The Orlando case is “a modern version of what once made America the most prosperous nation on Earth,” the authors write, and they believe it can be replicated widely.
“Let’s spread it around the country, to take advantage of where the talent is in the U.S., because there’s a lot of talent away from the coastal cities,” Johnson says.
“Jump-Starting America” even contains a list of 102 metropolitan areas the authors think are ripe for investment and growth, thanks to well-educated work forces and affordability, among other factors. At the top of the list are Pittsburgh, Rochester, and three cities in Ohio: Cincinnati, Columbus, and Cleveland.

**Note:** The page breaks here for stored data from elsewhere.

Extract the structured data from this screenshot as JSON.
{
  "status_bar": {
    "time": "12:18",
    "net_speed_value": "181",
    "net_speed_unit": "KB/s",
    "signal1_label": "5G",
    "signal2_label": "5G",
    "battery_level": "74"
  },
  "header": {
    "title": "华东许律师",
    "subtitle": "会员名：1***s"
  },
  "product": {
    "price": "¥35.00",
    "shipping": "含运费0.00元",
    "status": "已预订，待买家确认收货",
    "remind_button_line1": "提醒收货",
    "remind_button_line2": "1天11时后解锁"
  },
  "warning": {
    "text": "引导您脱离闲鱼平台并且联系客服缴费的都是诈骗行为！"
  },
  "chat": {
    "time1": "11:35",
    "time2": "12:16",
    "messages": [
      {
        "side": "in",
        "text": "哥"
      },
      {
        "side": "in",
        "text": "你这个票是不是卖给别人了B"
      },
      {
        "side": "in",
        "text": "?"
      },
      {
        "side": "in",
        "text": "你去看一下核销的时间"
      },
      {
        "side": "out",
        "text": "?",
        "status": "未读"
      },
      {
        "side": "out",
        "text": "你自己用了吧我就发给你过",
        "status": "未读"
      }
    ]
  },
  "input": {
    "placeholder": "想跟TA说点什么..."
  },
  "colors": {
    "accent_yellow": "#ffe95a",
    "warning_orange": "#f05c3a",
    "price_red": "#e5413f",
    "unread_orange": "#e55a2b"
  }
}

The authors’ list does not include any California cities — where affordability is generally a problem — but they view the ranking as a conversation-starter, not the last word on the subject. The book’s website has an interactive feature where readers can tweak the criteria used to rank cities, and see the results.

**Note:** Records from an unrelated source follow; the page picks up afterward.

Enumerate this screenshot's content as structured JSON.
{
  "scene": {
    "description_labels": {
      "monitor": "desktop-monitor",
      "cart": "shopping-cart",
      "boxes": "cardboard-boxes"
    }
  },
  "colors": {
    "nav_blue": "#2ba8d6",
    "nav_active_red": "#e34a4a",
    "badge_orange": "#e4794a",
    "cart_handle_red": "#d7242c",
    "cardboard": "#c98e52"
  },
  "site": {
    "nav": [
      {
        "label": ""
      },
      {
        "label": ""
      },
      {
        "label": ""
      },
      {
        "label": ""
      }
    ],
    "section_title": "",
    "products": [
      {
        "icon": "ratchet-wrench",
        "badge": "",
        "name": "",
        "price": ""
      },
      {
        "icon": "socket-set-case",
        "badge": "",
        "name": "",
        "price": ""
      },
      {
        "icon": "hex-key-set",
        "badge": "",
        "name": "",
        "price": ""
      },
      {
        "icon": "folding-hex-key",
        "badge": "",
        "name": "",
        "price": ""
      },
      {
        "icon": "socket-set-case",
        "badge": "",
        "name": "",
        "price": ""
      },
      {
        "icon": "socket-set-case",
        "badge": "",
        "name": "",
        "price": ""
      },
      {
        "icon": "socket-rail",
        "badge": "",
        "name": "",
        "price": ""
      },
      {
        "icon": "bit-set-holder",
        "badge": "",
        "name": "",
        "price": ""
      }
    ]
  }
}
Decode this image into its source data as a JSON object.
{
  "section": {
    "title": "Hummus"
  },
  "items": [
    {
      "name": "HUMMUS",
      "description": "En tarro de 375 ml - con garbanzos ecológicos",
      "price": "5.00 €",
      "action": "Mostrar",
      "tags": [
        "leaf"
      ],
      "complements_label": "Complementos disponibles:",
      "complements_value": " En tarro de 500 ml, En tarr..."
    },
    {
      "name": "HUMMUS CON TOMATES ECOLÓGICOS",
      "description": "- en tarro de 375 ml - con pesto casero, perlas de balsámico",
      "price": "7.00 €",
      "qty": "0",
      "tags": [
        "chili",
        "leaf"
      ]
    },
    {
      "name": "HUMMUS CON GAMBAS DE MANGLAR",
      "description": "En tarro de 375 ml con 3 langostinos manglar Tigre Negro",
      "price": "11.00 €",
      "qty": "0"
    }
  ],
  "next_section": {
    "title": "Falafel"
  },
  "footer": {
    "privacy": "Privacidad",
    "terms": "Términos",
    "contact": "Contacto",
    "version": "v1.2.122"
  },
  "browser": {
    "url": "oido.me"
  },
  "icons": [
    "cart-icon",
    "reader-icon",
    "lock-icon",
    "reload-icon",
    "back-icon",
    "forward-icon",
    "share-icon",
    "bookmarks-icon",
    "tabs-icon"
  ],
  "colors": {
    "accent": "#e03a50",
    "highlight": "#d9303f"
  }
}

“We’d like people to challenge us and say, maybe we should think of the criteria differently,” Johnson says. “Everyone should be thinking about what have we got in our region, what do we need to get, and what kind of investment would make the difference here.”

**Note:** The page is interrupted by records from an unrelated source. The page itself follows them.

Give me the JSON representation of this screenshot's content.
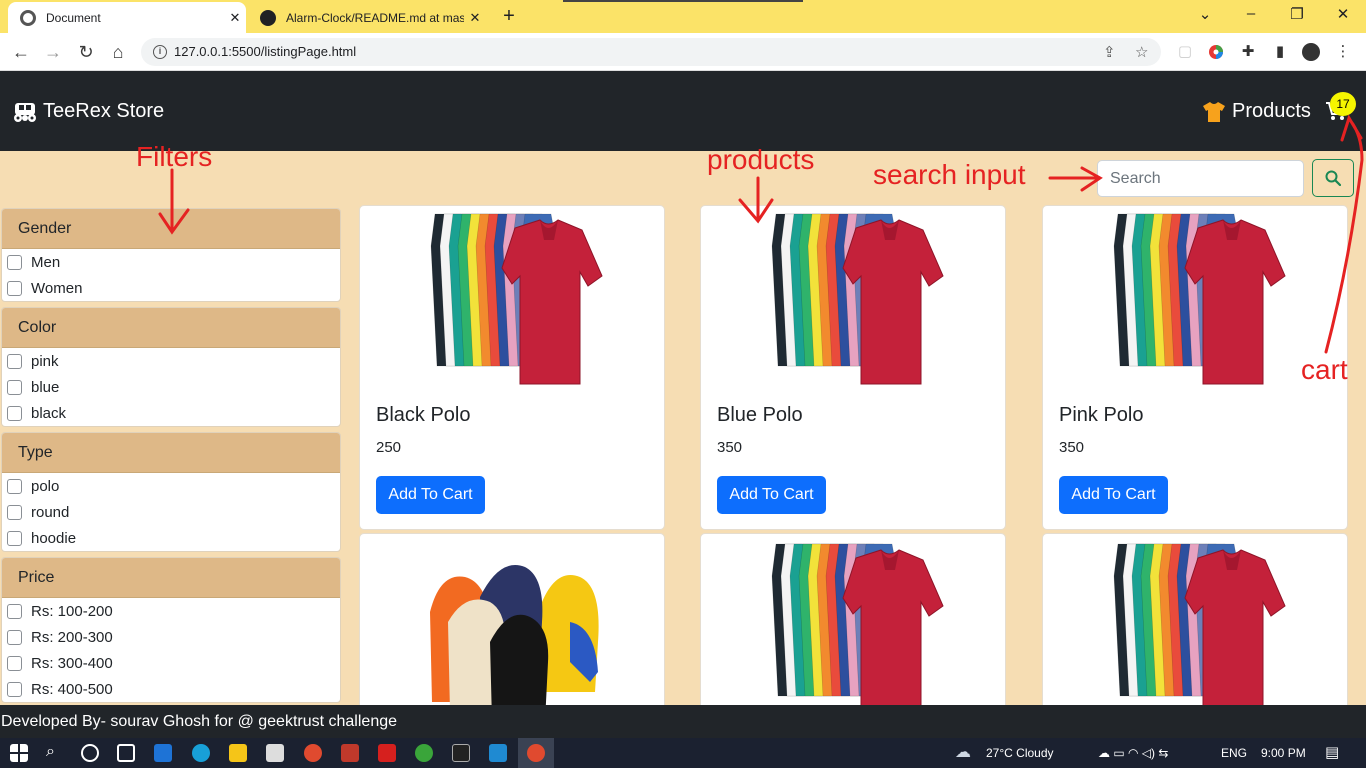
{
  "browser": {
    "tabs": [
      {
        "title": "Document",
        "active": true
      },
      {
        "title": "Alarm-Clock/README.md at mas",
        "active": false
      }
    ],
    "url": "127.0.0.1:5500/listingPage.html"
  },
  "navbar": {
    "brand": "TeeRex Store",
    "products_label": "Products",
    "cart_count": "17"
  },
  "search": {
    "placeholder": "Search"
  },
  "filters": [
    {
      "title": "Gender",
      "options": [
        "Men",
        "Women"
      ]
    },
    {
      "title": "Color",
      "options": [
        "pink",
        "blue",
        "black"
      ]
    },
    {
      "title": "Type",
      "options": [
        "polo",
        "round",
        "hoodie"
      ]
    },
    {
      "title": "Price",
      "options": [
        "Rs: 100-200",
        "Rs: 200-300",
        "Rs: 300-400",
        "Rs: 400-500"
      ]
    }
  ],
  "products": [
    {
      "name": "Black Polo",
      "price": "250",
      "button": "Add To Cart",
      "image": "polo-shirts"
    },
    {
      "name": "Blue Polo",
      "price": "350",
      "button": "Add To Cart",
      "image": "polo-shirts"
    },
    {
      "name": "Pink Polo",
      "price": "350",
      "button": "Add To Cart",
      "image": "polo-shirts"
    },
    {
      "name": "",
      "price": "",
      "button": "",
      "image": "hoodies"
    },
    {
      "name": "",
      "price": "",
      "button": "",
      "image": "polo-shirts"
    },
    {
      "name": "",
      "price": "",
      "button": "",
      "image": "polo-shirts"
    }
  ],
  "annotations": {
    "filters": "Filters",
    "products": "products",
    "search_input": "search input",
    "cart": "cart",
    "color": "#e52222"
  },
  "footer": {
    "text": "Developed By- sourav Ghosh for @ geektrust challenge"
  },
  "taskbar": {
    "weather": "27°C  Cloudy",
    "language": "ENG",
    "time": "9:00 PM"
  }
}
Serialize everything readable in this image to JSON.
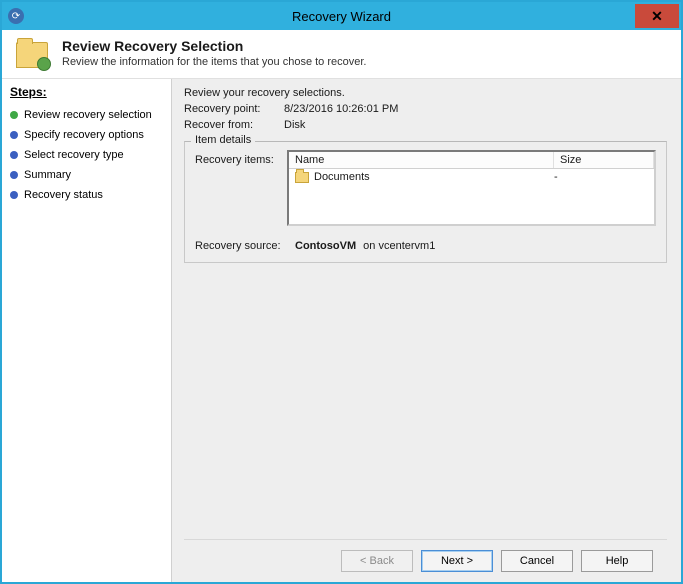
{
  "window": {
    "title": "Recovery Wizard"
  },
  "header": {
    "title": "Review Recovery Selection",
    "subtitle": "Review the information for the items that you chose to recover."
  },
  "sidebar": {
    "steps_label": "Steps:",
    "steps": [
      {
        "label": "Review recovery selection",
        "current": true
      },
      {
        "label": "Specify recovery options",
        "current": false
      },
      {
        "label": "Select recovery type",
        "current": false
      },
      {
        "label": "Summary",
        "current": false
      },
      {
        "label": "Recovery status",
        "current": false
      }
    ]
  },
  "main": {
    "intro": "Review your recovery selections.",
    "recovery_point_label": "Recovery point:",
    "recovery_point_value": "8/23/2016 10:26:01 PM",
    "recover_from_label": "Recover from:",
    "recover_from_value": "Disk",
    "item_details_label": "Item details",
    "recovery_items_label": "Recovery items:",
    "columns": {
      "name": "Name",
      "size": "Size"
    },
    "items": [
      {
        "name": "Documents",
        "size": "-"
      }
    ],
    "recovery_source_label": "Recovery source:",
    "recovery_source_strong": "ContosoVM",
    "recovery_source_tail": "on vcentervm1"
  },
  "footer": {
    "back": "< Back",
    "next": "Next >",
    "cancel": "Cancel",
    "help": "Help"
  }
}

A dividend on your investment
“Jump-Starting America” has received praise from scholars and policy experts. Susan Athey, an economist at Stanford University, calls the book “brilliant” and says it “brings together economic history, urban economics, and the design of incentives to build an ambitious proposal” for growth. Jean Tirole, of the Toulouse School of Economics, says the book gives a boost to industrial policy, by showing “how the government can promote innovation while avoiding the classic pitfalls” of such interventions.
For their part, Johnson and Gruber readily acknowledge that public investment in R&D is just one component of long-term growth. Continued private-sector investment, they note, is vital as well. Still, the book does devote a chapter to the limits of private investment, including the short-term focus on returns that has led many firms to scale back their own R&D operations.
“We’re very pro-private sector,” Johnson says. “I’m a professor of entrepreneurship at Sloan, and I work a lot with entrepreneurs around the world and venture capitalists. They will tell you, quite frankly … their incentives are to make money relatively quickly, given their time horizons and what their investors want. As a result they are drawn to a few sectors, including information technology, and within that more software than hardware these days.”
As a sweetener for any program of public science investment, the authors also suggest that people should receive a kind of annual innovation dividend — a return on their tax dollars. In effect, this would be a scaled-up version of the dividend that, for instance, Alaskans receive on that state’s energy revenues.
That would be a departure from current U.S. policy, but ultimately, Johnson and Gruber say, a departure is what we need.
“We don’t find the existing policies from anyone compelling,” Johnson says. “So we wanted to put some ideas out there and really start a debate about those alternatives, including a return to a bigger investment in science and technology.”